Yotam Wolf, Noam Wies, Yoav Levine, Amnon Shashua

21 April, 2023

In our new paper, we propose the framework of large language model (LLM) Behavior Expectation Bounds and with it:

prove that LLMs can always be misaligned via prompting;
show that adversarial prompt lengths required to guarantee misalignment grow with initial LLM alignment;
theoretically explore the dynamics of misaligning conversations between LLMs and adversarial users;
show that RLHF can render an LLM vulnerable to prompting attacks;
prove that the "chatGPT jailbreak" practice of prompting the LLM to mimic toxic personas can be an efficient strategy for misaligning.

Large Language Models (LLMs) pretrain on the internet, where they learn a lot but are also exposed to different types of biases and offensive content. The process of removing the effect of such harmful training examples and ensuring that LLMs are useful and unharmful to human users, is called LLM alignment. While leading alignment methods such as reinforcement learning from human feedback are effective, the alignment of contemporary large language models (LLMs) is still dangerously brittle to adversarial prompting attacks. Our new paper puts forward a theoretical framework that is tailored for analyzing LLM alignment.

Our theoretical framework, called behavior expectation bounds (BEB), is based on viewing the LLM's distribution as a mixture of well-behaved and ill-behaved components that are distinct in their distributions. We quantify this "distinguishability" in statistical terms and find that the distinction between the components allows to insert prompts which are "more typical" of the ill-behaved components than the well-behaved ones, and as a result enhance ill-behaved components' weight in the LLM distribution.

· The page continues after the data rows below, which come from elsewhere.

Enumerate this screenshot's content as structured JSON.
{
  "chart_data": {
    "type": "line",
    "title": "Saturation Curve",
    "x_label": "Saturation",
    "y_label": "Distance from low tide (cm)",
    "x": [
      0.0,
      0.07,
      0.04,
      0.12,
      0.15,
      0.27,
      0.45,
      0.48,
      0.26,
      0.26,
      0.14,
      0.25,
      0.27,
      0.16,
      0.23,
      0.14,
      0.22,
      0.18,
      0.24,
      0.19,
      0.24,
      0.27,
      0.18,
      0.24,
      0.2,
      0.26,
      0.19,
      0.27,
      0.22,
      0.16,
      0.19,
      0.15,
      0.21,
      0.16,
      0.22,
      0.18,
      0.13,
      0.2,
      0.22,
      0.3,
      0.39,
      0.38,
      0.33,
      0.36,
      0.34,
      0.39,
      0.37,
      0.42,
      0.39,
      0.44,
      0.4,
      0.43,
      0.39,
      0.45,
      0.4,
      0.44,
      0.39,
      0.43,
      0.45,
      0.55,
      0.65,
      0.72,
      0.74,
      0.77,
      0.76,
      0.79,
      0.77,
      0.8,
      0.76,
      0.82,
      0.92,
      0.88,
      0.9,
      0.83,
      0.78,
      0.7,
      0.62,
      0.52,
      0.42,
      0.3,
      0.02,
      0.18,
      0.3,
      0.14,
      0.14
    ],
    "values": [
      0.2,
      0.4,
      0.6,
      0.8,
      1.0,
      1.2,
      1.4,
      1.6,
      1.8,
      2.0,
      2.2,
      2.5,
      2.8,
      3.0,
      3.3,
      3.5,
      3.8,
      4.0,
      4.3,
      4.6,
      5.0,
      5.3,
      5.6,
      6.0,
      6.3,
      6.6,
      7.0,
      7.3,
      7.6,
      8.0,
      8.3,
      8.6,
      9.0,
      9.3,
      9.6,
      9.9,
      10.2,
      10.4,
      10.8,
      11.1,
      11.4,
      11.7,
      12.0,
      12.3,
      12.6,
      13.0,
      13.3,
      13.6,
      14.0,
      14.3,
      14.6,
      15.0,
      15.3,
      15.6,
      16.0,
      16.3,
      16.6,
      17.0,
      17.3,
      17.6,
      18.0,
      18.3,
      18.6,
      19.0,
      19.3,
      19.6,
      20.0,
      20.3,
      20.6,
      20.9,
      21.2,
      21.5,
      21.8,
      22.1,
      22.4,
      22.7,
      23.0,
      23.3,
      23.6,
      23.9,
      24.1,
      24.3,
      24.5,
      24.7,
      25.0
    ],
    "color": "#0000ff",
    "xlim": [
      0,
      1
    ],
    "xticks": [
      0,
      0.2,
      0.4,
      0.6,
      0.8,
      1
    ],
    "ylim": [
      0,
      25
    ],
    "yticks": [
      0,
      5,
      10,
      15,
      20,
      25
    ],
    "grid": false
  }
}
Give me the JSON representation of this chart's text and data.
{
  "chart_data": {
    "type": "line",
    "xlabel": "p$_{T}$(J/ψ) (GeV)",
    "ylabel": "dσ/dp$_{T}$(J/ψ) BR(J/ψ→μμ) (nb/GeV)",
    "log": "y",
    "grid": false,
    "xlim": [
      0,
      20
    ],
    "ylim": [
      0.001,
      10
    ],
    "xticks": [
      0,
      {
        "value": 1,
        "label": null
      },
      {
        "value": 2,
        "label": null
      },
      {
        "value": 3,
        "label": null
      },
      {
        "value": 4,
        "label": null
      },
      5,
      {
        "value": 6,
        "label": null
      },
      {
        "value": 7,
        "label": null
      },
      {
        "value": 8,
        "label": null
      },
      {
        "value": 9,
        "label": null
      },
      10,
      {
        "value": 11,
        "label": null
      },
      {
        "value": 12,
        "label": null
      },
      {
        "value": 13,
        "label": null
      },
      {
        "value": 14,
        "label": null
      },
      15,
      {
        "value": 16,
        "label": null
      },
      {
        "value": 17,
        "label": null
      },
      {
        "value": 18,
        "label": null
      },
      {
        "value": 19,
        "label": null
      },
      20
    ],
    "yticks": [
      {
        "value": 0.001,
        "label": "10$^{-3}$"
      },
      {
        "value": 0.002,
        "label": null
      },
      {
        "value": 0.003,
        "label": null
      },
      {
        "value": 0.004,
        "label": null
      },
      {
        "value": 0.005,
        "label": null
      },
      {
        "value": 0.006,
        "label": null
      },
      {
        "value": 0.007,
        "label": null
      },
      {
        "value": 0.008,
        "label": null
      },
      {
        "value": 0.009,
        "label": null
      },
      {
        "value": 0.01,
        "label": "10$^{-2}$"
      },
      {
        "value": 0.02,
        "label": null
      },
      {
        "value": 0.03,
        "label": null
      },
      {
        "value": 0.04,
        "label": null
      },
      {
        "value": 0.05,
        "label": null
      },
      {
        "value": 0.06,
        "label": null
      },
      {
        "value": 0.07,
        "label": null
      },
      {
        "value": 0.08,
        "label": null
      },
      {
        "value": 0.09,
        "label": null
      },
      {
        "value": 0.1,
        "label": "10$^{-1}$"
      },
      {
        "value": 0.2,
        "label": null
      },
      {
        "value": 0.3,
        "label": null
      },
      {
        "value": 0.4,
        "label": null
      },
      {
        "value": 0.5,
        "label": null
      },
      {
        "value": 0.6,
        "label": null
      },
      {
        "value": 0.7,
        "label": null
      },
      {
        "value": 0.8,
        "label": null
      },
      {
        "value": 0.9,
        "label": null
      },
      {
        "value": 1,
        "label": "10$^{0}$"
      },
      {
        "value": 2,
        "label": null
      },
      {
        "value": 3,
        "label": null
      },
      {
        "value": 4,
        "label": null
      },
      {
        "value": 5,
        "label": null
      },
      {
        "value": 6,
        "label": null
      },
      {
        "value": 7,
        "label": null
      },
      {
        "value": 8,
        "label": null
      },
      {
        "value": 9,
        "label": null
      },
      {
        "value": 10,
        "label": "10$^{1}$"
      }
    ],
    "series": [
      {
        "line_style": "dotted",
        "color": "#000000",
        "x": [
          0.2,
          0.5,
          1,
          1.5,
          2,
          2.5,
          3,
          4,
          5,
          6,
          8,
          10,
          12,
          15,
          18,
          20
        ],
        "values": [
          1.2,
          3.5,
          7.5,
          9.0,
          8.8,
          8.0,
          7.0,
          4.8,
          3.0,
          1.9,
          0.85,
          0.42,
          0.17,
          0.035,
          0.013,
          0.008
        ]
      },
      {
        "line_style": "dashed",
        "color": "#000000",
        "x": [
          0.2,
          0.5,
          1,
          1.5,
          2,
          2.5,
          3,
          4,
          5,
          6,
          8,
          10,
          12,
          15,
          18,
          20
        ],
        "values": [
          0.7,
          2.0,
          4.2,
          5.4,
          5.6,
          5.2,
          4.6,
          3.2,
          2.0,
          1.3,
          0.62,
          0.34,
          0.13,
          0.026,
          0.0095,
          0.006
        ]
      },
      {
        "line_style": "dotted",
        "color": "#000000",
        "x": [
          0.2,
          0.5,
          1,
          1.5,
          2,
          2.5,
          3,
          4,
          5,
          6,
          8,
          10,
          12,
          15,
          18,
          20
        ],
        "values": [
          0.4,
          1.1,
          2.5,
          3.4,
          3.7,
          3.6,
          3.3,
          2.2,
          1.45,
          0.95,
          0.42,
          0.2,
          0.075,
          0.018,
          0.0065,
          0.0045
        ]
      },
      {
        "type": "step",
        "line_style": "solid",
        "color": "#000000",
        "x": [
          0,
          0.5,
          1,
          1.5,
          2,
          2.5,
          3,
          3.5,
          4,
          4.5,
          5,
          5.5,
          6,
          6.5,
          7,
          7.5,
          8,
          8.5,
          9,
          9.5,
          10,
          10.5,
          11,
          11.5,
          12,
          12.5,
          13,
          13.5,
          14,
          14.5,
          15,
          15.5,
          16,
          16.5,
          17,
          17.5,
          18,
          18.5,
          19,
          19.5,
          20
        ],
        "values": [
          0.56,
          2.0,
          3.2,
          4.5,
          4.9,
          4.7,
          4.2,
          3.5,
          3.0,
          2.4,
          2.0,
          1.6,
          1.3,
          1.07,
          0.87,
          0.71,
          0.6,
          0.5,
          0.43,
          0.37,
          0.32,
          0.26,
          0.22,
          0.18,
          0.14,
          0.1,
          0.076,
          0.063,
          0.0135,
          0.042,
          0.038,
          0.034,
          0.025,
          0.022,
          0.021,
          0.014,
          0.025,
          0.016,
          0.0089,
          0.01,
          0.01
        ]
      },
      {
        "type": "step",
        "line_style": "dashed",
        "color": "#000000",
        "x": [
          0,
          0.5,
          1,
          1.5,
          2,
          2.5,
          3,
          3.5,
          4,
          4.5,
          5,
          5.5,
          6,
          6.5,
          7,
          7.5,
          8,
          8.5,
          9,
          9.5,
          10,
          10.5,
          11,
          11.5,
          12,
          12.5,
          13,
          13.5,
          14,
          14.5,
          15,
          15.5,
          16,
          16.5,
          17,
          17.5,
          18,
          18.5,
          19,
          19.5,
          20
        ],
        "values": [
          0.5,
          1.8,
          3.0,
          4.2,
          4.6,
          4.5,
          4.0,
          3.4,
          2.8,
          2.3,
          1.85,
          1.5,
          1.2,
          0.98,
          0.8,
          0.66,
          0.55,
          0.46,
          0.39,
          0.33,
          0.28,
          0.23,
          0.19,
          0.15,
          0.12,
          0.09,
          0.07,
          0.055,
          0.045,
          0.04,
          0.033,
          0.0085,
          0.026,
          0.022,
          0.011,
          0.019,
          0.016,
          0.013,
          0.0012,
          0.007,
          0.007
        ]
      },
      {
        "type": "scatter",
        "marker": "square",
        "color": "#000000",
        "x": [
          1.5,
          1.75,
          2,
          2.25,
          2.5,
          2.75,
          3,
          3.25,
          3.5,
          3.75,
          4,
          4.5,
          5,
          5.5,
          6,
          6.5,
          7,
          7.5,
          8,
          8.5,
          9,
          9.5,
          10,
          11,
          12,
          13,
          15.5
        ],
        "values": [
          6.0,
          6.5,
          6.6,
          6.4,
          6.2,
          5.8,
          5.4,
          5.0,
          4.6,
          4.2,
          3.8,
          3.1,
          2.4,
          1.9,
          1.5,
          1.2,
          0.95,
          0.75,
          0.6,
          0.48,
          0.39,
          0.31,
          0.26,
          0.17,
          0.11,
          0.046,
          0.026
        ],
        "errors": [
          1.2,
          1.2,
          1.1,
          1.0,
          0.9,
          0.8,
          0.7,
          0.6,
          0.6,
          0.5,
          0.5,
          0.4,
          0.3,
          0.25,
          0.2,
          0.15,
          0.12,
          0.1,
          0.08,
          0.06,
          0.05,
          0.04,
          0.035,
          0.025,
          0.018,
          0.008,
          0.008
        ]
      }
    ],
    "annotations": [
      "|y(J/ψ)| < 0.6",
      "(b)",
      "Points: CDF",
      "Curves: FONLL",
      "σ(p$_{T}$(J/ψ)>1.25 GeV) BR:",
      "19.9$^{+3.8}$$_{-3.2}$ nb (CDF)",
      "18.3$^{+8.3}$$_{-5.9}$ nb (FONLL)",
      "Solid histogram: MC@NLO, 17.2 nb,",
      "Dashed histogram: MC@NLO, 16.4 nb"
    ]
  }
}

We test the efficiency of this adversarial enhancement in various scenarios of prompting and conversing with an LLM, and under assumptions of distinguishability between the ill- and well-behaved components, we make several new theoretical assertions regarding LLM mis-alignment via prompting:

Alignment impossibility - We show that any LLM alignment process which reduces undesired behaviors to a small but nonzero fraction of the probability space is not safe against adversarial prompts.
Conversation length guardrail - We show that by aligning an LLM and limiting the interaction length that users have with it, undesired behaviors may be easier to avoid.
RLHF can make things worse - While tuning methods such as RLHF lower the probability of undesired behaviors, they also sharpen the distinction between desired and undesired behaviors. We show that increased distinction can have the negative effect of rendering the LLM more susceptible to adversarial prompting.
LLMs can resist during a conversation - We show that if a user attempts to misalign an LLM during a conversation, the LLM can restore alignment during its conversation turns.
A misaligned LLM will not realign easily - We show that if an LLM was misaligned, it will remain so for conversation lengths shorter than the misaligning prompt.
Imitating personas can lead to easy alignment "jailbreaking" - We show that it is always possible to prompt a language model into behaving as a certain persona it has captured during pretraining, and further show that this mechanism can be used in order to easily access undesired behaviors.

Example of jailbreaking:

Read more details on our framework, assumptions, and results in our new preprint. We hope that the Behavior Expectation Bounds framework for analyzing LLM alignment may spark a theoretical thrust helping to better understand the important topic of LLM alignment.